One of my “lockdown projects” is a collection of media from vintage Japanese Apple Macintosh magazines. These are mostly CD-ROMs but there are some floppy disks too. I started the project in July 2021 and have so far collected an archive of over 250 items spanning just over a decade, uncovering many long lost classic pieces of software in the process. I call the project Macintosh Magazine Media and contributions are always welcome.

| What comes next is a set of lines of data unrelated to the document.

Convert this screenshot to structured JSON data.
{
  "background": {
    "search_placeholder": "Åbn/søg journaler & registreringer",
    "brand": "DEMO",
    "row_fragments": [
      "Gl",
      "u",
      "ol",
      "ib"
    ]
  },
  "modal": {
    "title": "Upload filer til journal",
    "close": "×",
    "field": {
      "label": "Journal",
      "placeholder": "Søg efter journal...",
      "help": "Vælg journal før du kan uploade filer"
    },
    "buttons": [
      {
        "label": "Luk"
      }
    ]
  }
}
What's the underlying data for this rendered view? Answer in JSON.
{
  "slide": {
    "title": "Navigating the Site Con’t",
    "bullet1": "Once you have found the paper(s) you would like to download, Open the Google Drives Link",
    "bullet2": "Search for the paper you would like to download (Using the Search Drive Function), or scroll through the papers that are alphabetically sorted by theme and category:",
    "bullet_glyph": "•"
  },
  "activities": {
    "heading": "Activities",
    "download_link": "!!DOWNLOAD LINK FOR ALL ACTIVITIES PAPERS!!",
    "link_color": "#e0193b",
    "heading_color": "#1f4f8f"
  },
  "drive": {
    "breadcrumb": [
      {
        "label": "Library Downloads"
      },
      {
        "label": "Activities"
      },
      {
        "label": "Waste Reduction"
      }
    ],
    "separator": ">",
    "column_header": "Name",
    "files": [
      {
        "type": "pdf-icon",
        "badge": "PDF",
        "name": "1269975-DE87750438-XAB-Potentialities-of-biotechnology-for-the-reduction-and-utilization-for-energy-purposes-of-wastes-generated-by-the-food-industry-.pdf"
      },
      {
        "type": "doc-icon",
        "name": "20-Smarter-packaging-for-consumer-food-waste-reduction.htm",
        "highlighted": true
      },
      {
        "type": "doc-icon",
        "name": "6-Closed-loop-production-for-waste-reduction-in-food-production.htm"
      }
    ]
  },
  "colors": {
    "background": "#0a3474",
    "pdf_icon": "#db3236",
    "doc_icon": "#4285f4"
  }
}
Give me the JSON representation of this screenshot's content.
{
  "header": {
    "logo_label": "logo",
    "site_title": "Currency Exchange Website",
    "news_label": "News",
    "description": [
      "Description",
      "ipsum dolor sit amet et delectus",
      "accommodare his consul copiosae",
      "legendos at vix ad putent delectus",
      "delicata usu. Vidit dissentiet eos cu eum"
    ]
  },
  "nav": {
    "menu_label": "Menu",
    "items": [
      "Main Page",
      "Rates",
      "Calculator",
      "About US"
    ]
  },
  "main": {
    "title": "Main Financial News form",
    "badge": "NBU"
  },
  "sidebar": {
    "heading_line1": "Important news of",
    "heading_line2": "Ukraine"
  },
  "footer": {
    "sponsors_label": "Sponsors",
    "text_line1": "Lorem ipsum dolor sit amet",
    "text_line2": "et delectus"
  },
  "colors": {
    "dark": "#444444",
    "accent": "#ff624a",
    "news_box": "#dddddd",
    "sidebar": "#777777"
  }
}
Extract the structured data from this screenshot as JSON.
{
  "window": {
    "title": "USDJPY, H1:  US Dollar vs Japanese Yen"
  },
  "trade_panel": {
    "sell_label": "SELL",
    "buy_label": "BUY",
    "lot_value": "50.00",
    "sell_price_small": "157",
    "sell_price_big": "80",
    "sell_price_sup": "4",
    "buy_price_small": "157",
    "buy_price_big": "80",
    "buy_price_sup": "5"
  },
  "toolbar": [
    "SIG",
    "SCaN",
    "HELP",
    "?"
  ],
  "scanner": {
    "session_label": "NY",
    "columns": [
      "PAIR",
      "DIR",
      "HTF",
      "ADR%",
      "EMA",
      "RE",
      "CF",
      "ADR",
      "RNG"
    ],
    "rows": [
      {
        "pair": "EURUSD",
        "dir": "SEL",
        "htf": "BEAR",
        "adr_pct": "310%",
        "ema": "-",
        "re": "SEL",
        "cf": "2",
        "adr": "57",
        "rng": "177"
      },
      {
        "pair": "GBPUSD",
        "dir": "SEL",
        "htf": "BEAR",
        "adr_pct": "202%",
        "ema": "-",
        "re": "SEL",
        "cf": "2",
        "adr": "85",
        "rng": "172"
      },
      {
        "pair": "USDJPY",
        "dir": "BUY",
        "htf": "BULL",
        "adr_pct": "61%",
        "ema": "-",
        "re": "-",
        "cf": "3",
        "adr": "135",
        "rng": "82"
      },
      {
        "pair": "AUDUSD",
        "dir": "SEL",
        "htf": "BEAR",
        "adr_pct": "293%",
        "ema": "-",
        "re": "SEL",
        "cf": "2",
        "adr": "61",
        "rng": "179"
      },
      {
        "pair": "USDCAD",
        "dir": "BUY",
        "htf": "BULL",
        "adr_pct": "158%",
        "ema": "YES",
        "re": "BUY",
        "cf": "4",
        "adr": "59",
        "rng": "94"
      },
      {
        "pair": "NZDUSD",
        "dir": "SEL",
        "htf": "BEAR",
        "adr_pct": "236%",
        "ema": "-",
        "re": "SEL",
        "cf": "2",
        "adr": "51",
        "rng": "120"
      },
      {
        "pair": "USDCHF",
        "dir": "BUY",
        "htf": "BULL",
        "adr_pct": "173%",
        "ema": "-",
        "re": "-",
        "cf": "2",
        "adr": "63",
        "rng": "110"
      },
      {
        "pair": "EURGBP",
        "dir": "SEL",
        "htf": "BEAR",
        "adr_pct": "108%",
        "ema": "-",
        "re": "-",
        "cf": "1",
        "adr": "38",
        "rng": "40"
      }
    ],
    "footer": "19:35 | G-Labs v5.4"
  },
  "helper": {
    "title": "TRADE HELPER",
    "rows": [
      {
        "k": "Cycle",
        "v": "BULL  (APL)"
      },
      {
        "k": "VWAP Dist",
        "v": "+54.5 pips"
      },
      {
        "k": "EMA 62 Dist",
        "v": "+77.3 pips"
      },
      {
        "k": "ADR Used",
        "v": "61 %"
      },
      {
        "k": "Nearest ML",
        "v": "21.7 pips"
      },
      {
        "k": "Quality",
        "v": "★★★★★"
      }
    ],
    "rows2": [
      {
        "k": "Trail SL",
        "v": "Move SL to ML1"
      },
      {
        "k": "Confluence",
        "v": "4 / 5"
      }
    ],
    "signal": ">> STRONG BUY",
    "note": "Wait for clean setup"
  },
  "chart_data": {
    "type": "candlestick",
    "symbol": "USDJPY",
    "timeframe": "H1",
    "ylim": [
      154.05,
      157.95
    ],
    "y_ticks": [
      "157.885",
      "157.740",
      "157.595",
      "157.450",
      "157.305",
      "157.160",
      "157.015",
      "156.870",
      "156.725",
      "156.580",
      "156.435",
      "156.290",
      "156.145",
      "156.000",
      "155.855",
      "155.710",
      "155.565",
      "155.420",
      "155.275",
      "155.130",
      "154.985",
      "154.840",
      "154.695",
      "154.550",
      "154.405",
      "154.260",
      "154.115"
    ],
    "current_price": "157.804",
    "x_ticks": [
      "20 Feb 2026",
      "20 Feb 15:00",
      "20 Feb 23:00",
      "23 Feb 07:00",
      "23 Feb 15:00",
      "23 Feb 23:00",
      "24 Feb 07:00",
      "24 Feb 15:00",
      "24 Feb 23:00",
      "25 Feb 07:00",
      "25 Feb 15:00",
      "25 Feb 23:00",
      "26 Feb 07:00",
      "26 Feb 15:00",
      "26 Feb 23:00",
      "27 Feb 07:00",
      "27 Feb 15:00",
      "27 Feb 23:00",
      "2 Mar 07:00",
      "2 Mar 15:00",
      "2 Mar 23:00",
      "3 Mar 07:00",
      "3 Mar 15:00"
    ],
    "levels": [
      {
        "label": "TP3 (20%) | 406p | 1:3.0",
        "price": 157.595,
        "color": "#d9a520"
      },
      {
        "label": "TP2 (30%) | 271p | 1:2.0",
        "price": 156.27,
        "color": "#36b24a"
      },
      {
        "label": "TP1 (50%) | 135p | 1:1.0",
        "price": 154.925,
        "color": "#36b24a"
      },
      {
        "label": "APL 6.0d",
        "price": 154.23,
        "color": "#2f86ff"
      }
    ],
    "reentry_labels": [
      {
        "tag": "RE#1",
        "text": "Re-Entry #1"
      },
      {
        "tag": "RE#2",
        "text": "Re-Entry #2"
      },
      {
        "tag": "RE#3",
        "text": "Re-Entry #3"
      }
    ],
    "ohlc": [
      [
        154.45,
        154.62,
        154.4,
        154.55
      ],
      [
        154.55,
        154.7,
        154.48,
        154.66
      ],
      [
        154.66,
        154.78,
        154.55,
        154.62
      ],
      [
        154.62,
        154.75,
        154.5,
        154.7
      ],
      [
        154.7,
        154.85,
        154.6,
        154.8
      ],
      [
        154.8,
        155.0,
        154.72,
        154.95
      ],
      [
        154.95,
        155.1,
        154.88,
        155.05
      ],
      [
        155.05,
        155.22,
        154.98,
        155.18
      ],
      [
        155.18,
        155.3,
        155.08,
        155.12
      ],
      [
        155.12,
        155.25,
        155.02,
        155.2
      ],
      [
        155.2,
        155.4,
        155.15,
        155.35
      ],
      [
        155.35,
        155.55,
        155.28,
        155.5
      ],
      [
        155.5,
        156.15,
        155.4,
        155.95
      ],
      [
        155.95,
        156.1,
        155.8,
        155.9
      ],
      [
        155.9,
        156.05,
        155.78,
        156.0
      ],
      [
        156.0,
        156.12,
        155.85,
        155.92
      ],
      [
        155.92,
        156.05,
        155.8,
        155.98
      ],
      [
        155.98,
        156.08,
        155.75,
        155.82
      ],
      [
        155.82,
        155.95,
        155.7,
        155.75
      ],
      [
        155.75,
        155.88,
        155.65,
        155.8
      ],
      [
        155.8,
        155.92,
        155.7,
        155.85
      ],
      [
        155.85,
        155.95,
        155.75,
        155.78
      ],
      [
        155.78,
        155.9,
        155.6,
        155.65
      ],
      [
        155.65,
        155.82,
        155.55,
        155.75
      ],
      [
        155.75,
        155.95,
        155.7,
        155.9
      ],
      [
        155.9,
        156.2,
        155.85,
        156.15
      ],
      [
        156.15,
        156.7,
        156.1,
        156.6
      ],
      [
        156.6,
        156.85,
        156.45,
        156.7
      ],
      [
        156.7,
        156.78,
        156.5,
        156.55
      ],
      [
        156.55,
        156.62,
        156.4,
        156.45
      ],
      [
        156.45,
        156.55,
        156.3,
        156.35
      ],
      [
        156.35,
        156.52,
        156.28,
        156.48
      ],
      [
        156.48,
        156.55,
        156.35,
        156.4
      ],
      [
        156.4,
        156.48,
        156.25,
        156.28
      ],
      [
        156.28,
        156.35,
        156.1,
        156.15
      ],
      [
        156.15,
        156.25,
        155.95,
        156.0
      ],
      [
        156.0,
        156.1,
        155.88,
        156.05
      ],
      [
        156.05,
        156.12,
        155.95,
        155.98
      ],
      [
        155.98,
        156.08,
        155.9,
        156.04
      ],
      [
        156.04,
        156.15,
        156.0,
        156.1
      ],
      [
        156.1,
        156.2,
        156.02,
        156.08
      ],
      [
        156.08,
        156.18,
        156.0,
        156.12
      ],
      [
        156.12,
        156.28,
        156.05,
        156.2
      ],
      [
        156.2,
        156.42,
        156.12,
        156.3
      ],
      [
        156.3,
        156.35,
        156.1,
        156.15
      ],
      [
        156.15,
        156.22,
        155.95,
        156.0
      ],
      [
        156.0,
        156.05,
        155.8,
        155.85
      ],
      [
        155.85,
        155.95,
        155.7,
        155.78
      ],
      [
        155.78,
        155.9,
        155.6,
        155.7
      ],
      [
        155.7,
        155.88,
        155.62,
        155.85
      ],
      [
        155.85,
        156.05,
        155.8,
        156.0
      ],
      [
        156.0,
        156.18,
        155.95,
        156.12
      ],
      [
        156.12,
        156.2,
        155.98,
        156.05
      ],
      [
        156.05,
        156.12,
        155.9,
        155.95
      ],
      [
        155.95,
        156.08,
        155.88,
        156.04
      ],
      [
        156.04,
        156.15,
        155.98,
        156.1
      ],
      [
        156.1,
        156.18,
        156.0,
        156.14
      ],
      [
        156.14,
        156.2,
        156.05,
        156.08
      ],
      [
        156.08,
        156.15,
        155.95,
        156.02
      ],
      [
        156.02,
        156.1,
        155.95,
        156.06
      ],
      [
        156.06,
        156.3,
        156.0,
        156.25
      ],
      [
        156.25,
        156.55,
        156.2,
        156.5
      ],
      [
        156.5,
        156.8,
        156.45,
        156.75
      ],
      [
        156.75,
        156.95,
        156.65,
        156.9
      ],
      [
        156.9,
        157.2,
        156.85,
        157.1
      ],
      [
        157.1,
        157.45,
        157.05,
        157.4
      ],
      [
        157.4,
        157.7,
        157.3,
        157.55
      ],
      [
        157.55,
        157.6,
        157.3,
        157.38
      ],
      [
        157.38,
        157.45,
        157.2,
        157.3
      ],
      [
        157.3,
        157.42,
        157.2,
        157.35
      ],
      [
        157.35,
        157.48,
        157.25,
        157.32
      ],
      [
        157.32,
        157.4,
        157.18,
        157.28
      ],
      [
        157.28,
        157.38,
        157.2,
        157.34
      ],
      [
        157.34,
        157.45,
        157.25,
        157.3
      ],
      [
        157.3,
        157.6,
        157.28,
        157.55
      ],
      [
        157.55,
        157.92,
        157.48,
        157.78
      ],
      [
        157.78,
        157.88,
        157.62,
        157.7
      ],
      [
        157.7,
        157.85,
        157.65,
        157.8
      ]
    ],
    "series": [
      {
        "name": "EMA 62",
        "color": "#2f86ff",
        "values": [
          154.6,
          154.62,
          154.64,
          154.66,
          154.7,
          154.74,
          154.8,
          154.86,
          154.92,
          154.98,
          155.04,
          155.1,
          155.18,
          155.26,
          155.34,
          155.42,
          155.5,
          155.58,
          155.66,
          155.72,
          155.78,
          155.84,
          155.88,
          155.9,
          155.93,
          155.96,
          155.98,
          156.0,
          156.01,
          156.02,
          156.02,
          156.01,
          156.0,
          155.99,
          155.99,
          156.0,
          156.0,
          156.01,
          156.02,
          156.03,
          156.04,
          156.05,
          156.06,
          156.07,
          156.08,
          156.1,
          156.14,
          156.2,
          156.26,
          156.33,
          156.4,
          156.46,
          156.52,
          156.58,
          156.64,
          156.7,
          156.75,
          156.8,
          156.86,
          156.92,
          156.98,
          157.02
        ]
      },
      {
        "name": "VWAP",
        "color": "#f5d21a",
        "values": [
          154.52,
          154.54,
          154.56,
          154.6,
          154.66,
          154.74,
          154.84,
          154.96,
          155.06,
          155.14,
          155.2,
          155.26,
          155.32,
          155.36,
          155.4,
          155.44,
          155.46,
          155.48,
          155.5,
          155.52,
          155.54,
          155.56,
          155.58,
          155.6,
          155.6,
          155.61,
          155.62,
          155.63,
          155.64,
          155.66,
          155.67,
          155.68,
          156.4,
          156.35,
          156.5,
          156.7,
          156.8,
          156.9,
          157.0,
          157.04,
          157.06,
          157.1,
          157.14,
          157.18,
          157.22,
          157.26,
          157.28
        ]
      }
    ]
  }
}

The Relentless March of Progress

Accessing vintage Macintosh media from the “classic” era is more difficult than it should be. This is largely due to Apple removing support for accessing the HFS Standard format in modern macOS, since Catalina. My guess is that the feature comprised of 32-bit code and the move to 64-bit and Apple Silicon meant it would have to be rewritten, so instead they removed it completely. You can still access HFS Standard disks in Mojave, but there are problems when exotic text encodings are used.

Before Unicode

Classic Macintosh was created before the world moved to Unicode. But of course many languages existed and people speaking those languages wanted to use Macintosh computers. So Apple were forced to provide support for those languages. They did so by offering their system software in multiple languages. If you think of how embedded Unicode is in our software today, it was the same sort of thing: only repeated for each individual language!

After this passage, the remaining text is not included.